Republican Dan Cox laser-focused on the economy, crime and education in Maryland governor’s race

Dan Cox, the Republican gubernatorial nominee in Maryland, says he’s not getting bogged down in the news media’s obsession with abortion politics and is instead “focused like a laser” on quality of life issues that are top-of-mind to most voters.

Billed as a major underdog in his race against Democrat Wes Moore, Mr. Cox said he is confident he can win because of his willingness to meet voters on their turf, listen to what they say and address their most pressing concerns: the economy, crime and education.

“The issues moving forward are the moderate issues that we all hold dear,” Mr. Cox, a first-term state delegate from western Maryland, said in an interview with The Washington Times. “And those include safe streets, ending the crisis in our education system by including parents and empowering parents to have their voices heard, and to protect our children, and ensuring that our economy once again flourishes.”

The message is a pivot from the GOP primary race in which Mr. Cox emerged from relative obscurity after embracing former President Donald Trump and his claims that the 2020 presidential election was stolen by Democrats.

Mr. Cox expanded his support by staking out conservative positions on abortion, guns and transgender athletes. 

Mr. Trump blessed Mr. Cox’s primary bid, helping him defeat Gov. Larry Hogan’s preferred primary pick, Kelly Schulz, a former member of the Hogan Cabinet. 

The Cook Political Report, after the primary, shifted the race from “Lean Democrat” to “Solid Democrat.”

The consensus is Mr. Cox’s Trump-inspired brand of politics is going to be a tough sell in November in deep-blue Maryland, where registered Democrats outnumber Republicans by more than two to one.

Though he still stands by the stances that drove his primary success, Mr. Cox is making it clear the thrust of his message now centers on his plans to boost the economy, strengthen schools and reduce rampant crime.

“The people of Maryland are tired of politicians who do not respond to their concerns,” he said.

Mr. Cox said a centerpiece of his economic vision is eliminating the state income tax, making the case it would boost workers and make the state more competitive. 
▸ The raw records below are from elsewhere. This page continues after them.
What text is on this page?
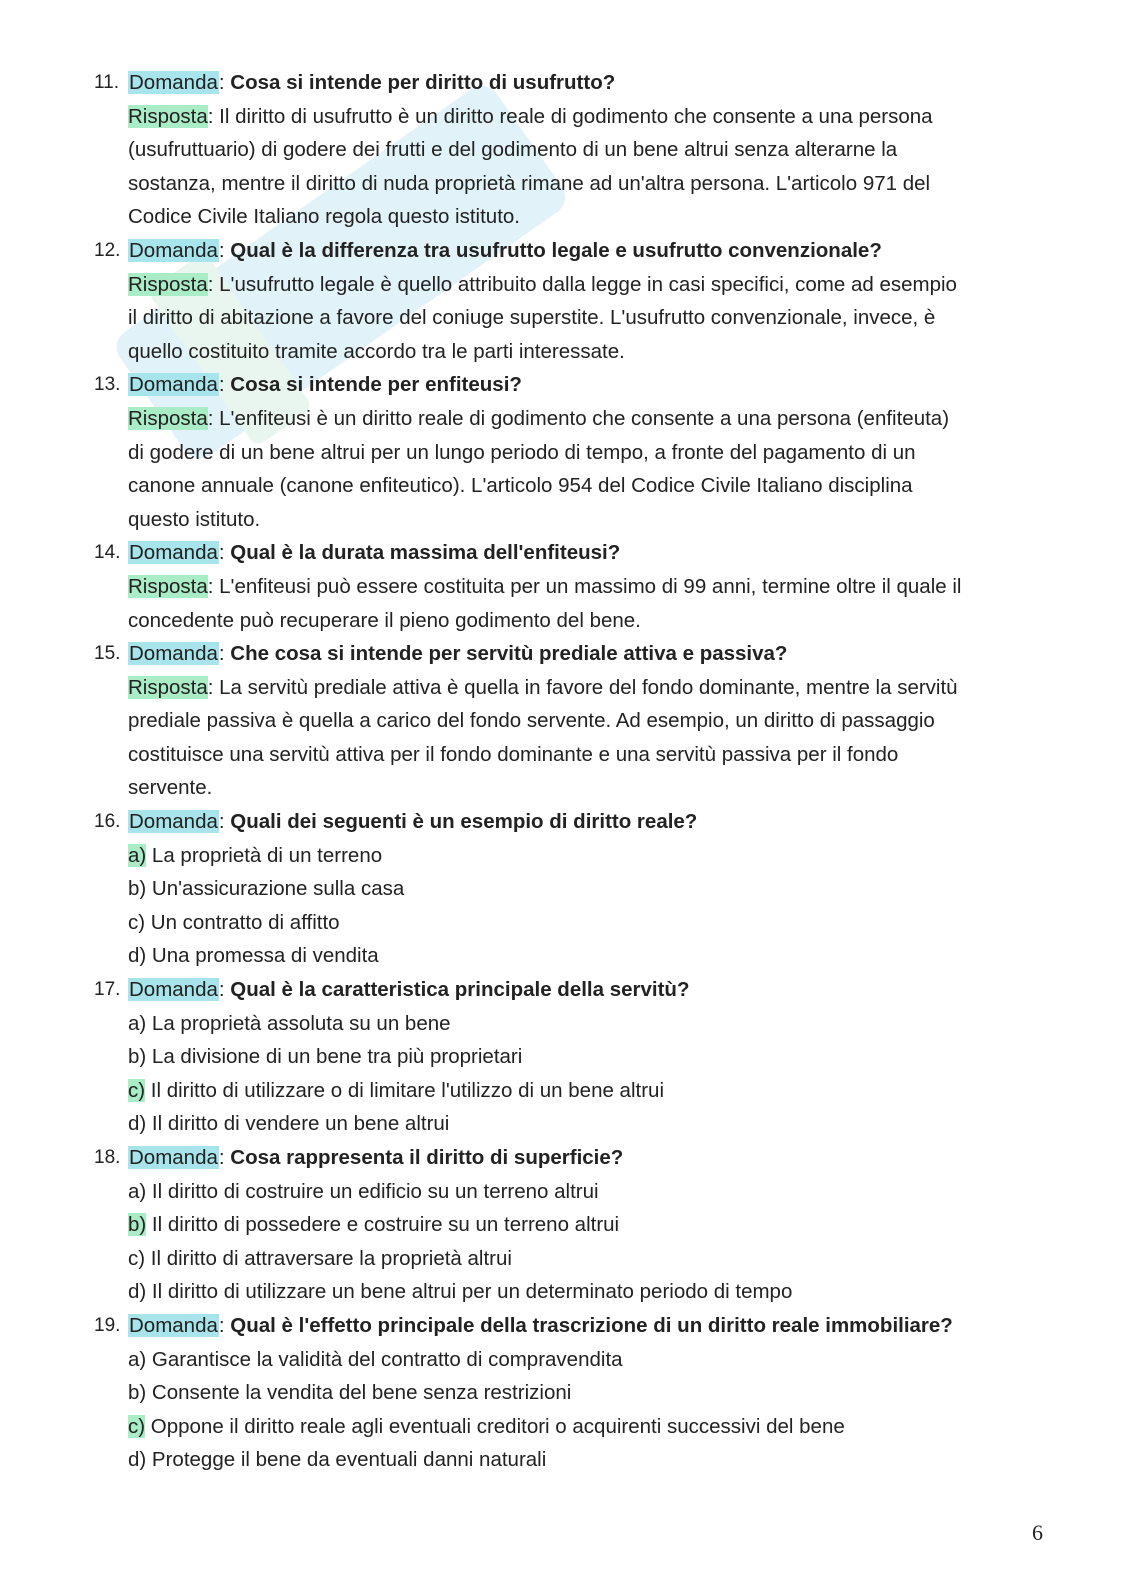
11. Domanda: Cosa si intende per diritto di usufrutto?
Risposta: Il diritto di usufrutto è un diritto reale di godimento che consente a una persona
(usufruttuario) di godere dei frutti e del godimento di un bene altrui senza alterarne la
sostanza, mentre il diritto di nuda proprietà rimane ad un'altra persona. L'articolo 971 del
Codice Civile Italiano regola questo istituto.
12. Domanda: Qual è la differenza tra usufrutto legale e usufrutto convenzionale?
Risposta: L'usufrutto legale è quello attribuito dalla legge in casi specifici, come ad esempio
il diritto di abitazione a favore del coniuge superstite. L'usufrutto convenzionale, invece, è
quello costituito tramite accordo tra le parti interessate.
13. Domanda: Cosa si intende per enfiteusi?
Risposta: L'enfiteusi è un diritto reale di godimento che consente a una persona (enfiteuta)
di godere di un bene altrui per un lungo periodo di tempo, a fronte del pagamento di un
canone annuale (canone enfiteutico). L'articolo 954 del Codice Civile Italiano disciplina
questo istituto.
14. Domanda: Qual è la durata massima dell'enfiteusi?
Risposta: L'enfiteusi può essere costituita per un massimo di 99 anni, termine oltre il quale il
concedente può recuperare il pieno godimento del bene.
15. Domanda: Che cosa si intende per servitù prediale attiva e passiva?
Risposta: La servitù prediale attiva è quella in favore del fondo dominante, mentre la servitù
prediale passiva è quella a carico del fondo servente. Ad esempio, un diritto di passaggio
costituisce una servitù attiva per il fondo dominante e una servitù passiva per il fondo
servente.
16. Domanda: Quali dei seguenti è un esempio di diritto reale?
a) La proprietà di un terreno
b) Un'assicurazione sulla casa
c) Un contratto di affitto
d) Una promessa di vendita
17. Domanda: Qual è la caratteristica principale della servitù?
a) La proprietà assoluta su un bene
b) La divisione di un bene tra più proprietari
c) Il diritto di utilizzare o di limitare l'utilizzo di un bene altrui
d) Il diritto di vendere un bene altrui
18. Domanda: Cosa rappresenta il diritto di superficie?
a) Il diritto di costruire un edificio su un terreno altrui
b) Il diritto di possedere e costruire su un terreno altrui
c) Il diritto di attraversare la proprietà altrui
d) Il diritto di utilizzare un bene altrui per un determinato periodo di tempo
19. Domanda: Qual è l'effetto principale della trascrizione di un diritto reale immobiliare?
a) Garantisce la validità del contratto di compravendita
b) Consente la vendita del bene senza restrizioni
c) Oppone il diritto reale agli eventuali creditori o acquirenti successivi del bene
d) Protegge il bene da eventuali danni naturali
6
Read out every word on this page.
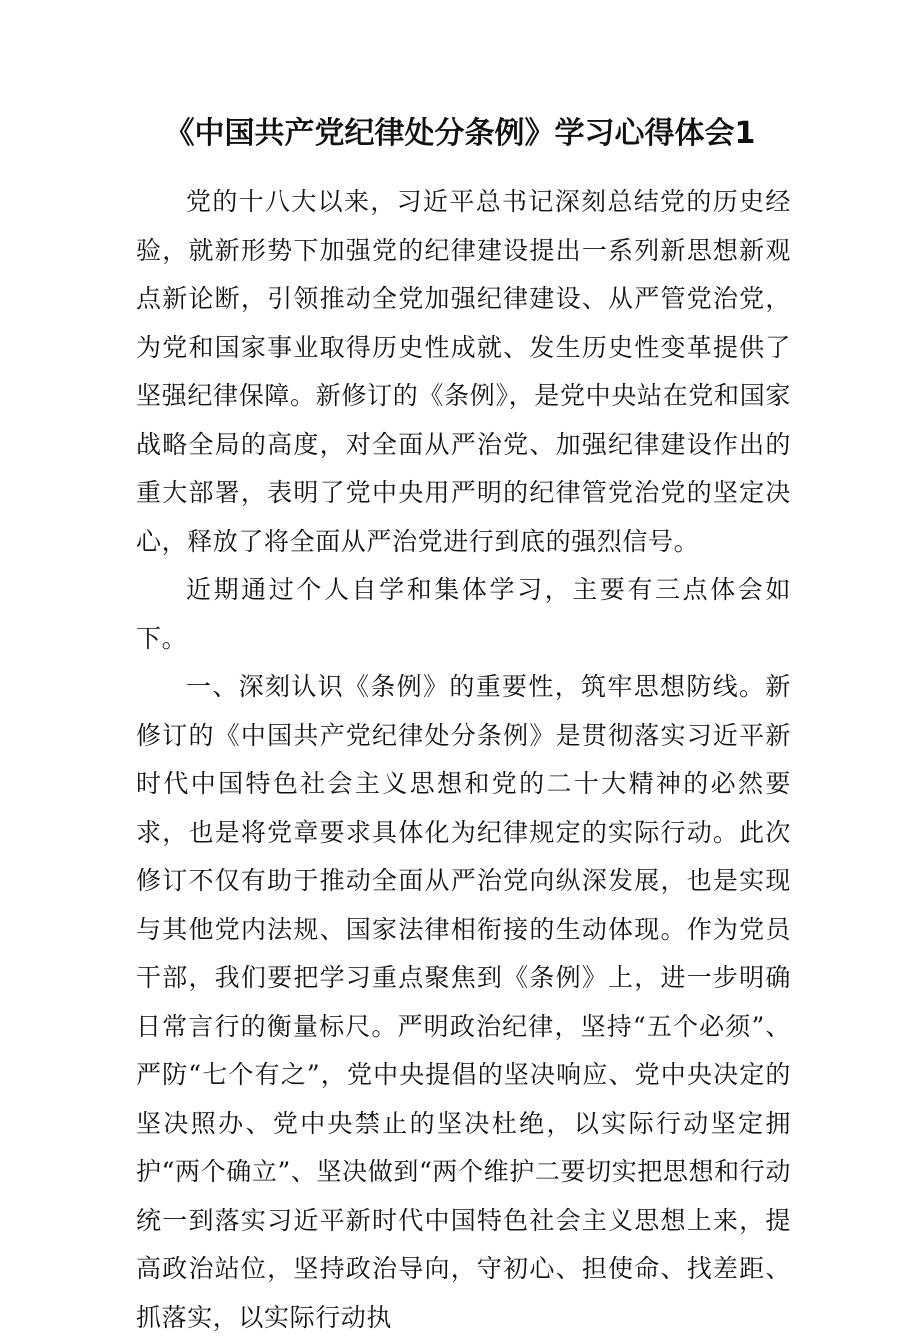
《中国共产党纪律处分条例》学习心得体会1

党的十八大以来，习近平总书记深刻总结党的历史经验，就新形势下加强党的纪律建设提出一系列新思想新观点新论断，引领推动全党加强纪律建设、从严管党治党，为党和国家事业取得历史性成就、发生历史性变革提供了坚强纪律保障。新修订的《条例》，是党中央站在党和国家战略全局的高度，对全面从严治党、加强纪律建设作出的重大部署，表明了党中央用严明的纪律管党治党的坚定决心，释放了将全面从严治党进行到底的强烈信号。

近期通过个人自学和集体学习，主要有三点体会如下。

一、深刻认识《条例》的重要性，筑牢思想防线。新修订的《中国共产党纪律处分条例》是贯彻落实习近平新时代中国特色社会主义思想和党的二十大精神的必然要求，也是将党章要求具体化为纪律规定的实际行动。此次修订不仅有助于推动全面从严治党向纵深发展，也是实现与其他党内法规、国家法律相衔接的生动体现。作为党员干部，我们要把学习重点聚焦到《条例》上，进一步明确日常言行的衡量标尺。严明政治纪律，坚持“五个必须”、严防“七个有之”，党中央提倡的坚决响应、党中央决定的坚决照办、党中央禁止的坚决杜绝，以实际行动坚定拥护“两个确立”、坚决做到“两个维护二要切实把思想和行动统一到落实习近平新时代中国特色社会主义思想上来，提高政治站位，坚持政治导向，守初心、担使命、找差距、抓落实，以实际行动执
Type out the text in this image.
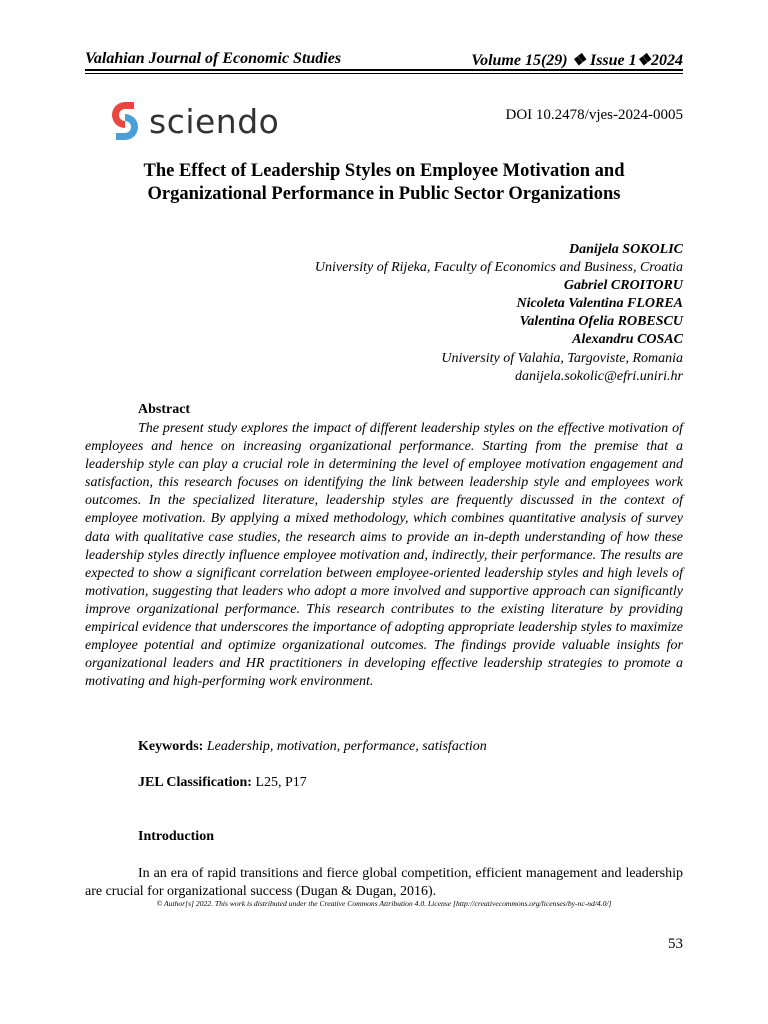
Valahian Journal of Economic Studies	Volume 15(29) ❖ Issue 1❖2024
sciendo	DOI 10.2478/vjes-2024-0005
The Effect of Leadership Styles on Employee Motivation and Organizational Performance in Public Sector Organizations
Danijela SOKOLIC
University of Rijeka, Faculty of Economics and Business, Croatia
Gabriel CROITORU
Nicoleta Valentina FLOREA
Valentina Ofelia ROBESCU
Alexandru COSAC
University of Valahia, Targoviste, Romania
danijela.sokolic@efri.uniri.hr
Abstract

The present study explores the impact of different leadership styles on the effective motivation of employees and hence on increasing organizational performance. Starting from the premise that a leadership style can play a crucial role in determining the level of employee motivation engagement and satisfaction, this research focuses on identifying the link between leadership style and employees work outcomes. In the specialized literature, leadership styles are frequently discussed in the context of employee motivation. By applying a mixed methodology, which combines quantitative analysis of survey data with qualitative case studies, the research aims to provide an in-depth understanding of how these leadership styles directly influence employee motivation and, indirectly, their performance. The results are expected to show a significant correlation between employee-oriented leadership styles and high levels of motivation, suggesting that leaders who adopt a more involved and supportive approach can significantly improve organizational performance. This research contributes to the existing literature by providing empirical evidence that underscores the importance of adopting appropriate leadership styles to maximize employee potential and optimize organizational outcomes. The findings provide valuable insights for organizational leaders and HR practitioners in developing effective leadership strategies to promote a motivating and high-performing work environment.

Keywords: Leadership, motivation, performance, satisfaction
JEL Classification: L25, P17
Introduction

In an era of rapid transitions and fierce global competition, efficient management and leadership are crucial for organizational success (Dugan & Dugan, 2016).

© Author[s] 2022. This work is distributed under the Creative Commons Attribution 4.0. License [http://creativecommons.org/licenses/by-nc-nd/4.0/]
53
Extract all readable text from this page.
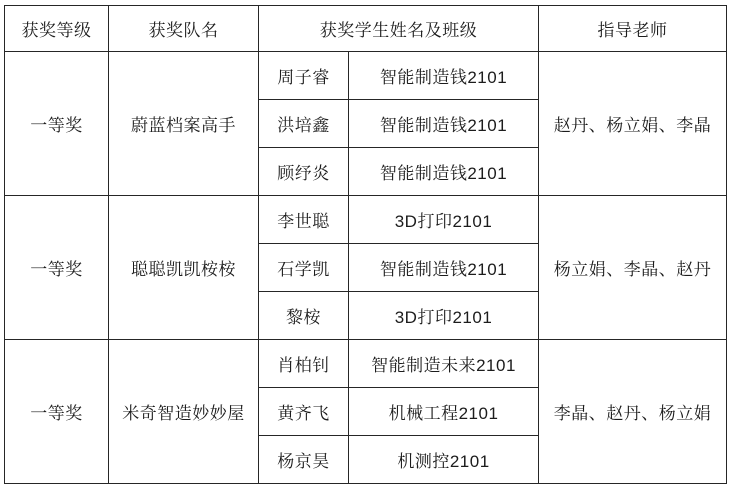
获奖等级	获奖队名	获奖学生姓名及班级		指导老师
一等奖	蔚蓝档案高手	周子睿	智能制造钱2101	赵丹、杨立娟、李晶
		洪培鑫	智能制造钱2101	
		顾纾炎	智能制造钱2101	
一等奖	聪聪凯凯桉桉	李世聪	3D打印2101	杨立娟、李晶、赵丹
		石学凯	智能制造钱2101	
		黎桉	3D打印2101	
一等奖	米奇智造妙妙屋	肖柏钊	智能制造未来2101	李晶、赵丹、杨立娟
		黄齐飞	机械工程2101	
		杨京昊	机测控2101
On schools, he said, “We can’t just throw money at them, we have to sit down and actually fix them with policy changes.”

Mr. Cox said he is interested in establishing a “prosecutorial board” tasked with working with state attorneys and elected leaders in Baltimore and other crime-challenged areas to make sure violent criminals are not released from prison in a matter of days.

He also said he is open to receivership for Baltimore to help combat rising crime — a move Mr. Hogan shied away from, saying it wasn’t legal without declaring a state of emergency.

As for abortion, Mr. Cox passed on the chance to say whether he supports new federal restrictions, including the proposed ban on the procedure after 15 weeks of pregnancy that Sen. Lindsey Graham, South Carolina Republican, rolled out this week.

“I’m not able to comment on what Congress is doing,” Mr. Cox said. “Now, if there are laws that are being proposed, I would have to read those and determine how that would apply and what would be the intended purpose, but that’s really not an issue on the campaign trail right now.”

If elected, Mr. Cox would have the tall task of shepherding his “freedom” agenda through what is most likely to be a Democrat-dominated legislature.

Mr. Cox said he plans to reach across party lines to advance his policy vision and use the power of the governor’s bully pulpit to drive the debate.

“I intend to bring people into the public spotlight with the appropriate press conferences, and public hearings and public forums, to make their voices heard loud and clear,” he said. “And through that public discussion, that is unavoidable, the Democrats in the legislature that may have special interests, at times, will certainly be more inclined to listen to the policy concerns that we need to address.”

Mr. Cox also said that Mr. Moore’s vision is out of step with most Marylanders, warning the first-time Democratic candidate from Baltimore embraces the heavy-handed, big-government Biden approach. That approach, Mr. Cox said, fueled inflation and hurt workers by making it harder to make ends meet. 

“The Moore-Biden approach is a disaster,” he said. “It’s hurting everyone in Maryland.”

Still, Mr. Cox has his work cut out for him. On the fundraising front, he lags far behind Mr. Moore. And when it comes to unifying the party, he’s still battling the popular two-term, staunchly anti-Trump Republican governor.

Mr. Hogan, who couldn’t run for governor again because of term limits, has been unrelenting in his criticism of Mr. Cox. He said in a radio interview last month that Mr. Cox is not “mentally stable.” 

“Half of Republicans don’t support the guy because he’s a nut,” Mr. Hogan said.

Mr. Cox shrugged off the jab, saying he is looking forward, not backward.

“The people of Maryland have already rebuked him. They are moving on,” Mr. Cox said, referring to his defeat of Mr. Hogan’s hand-picked successor in the primary.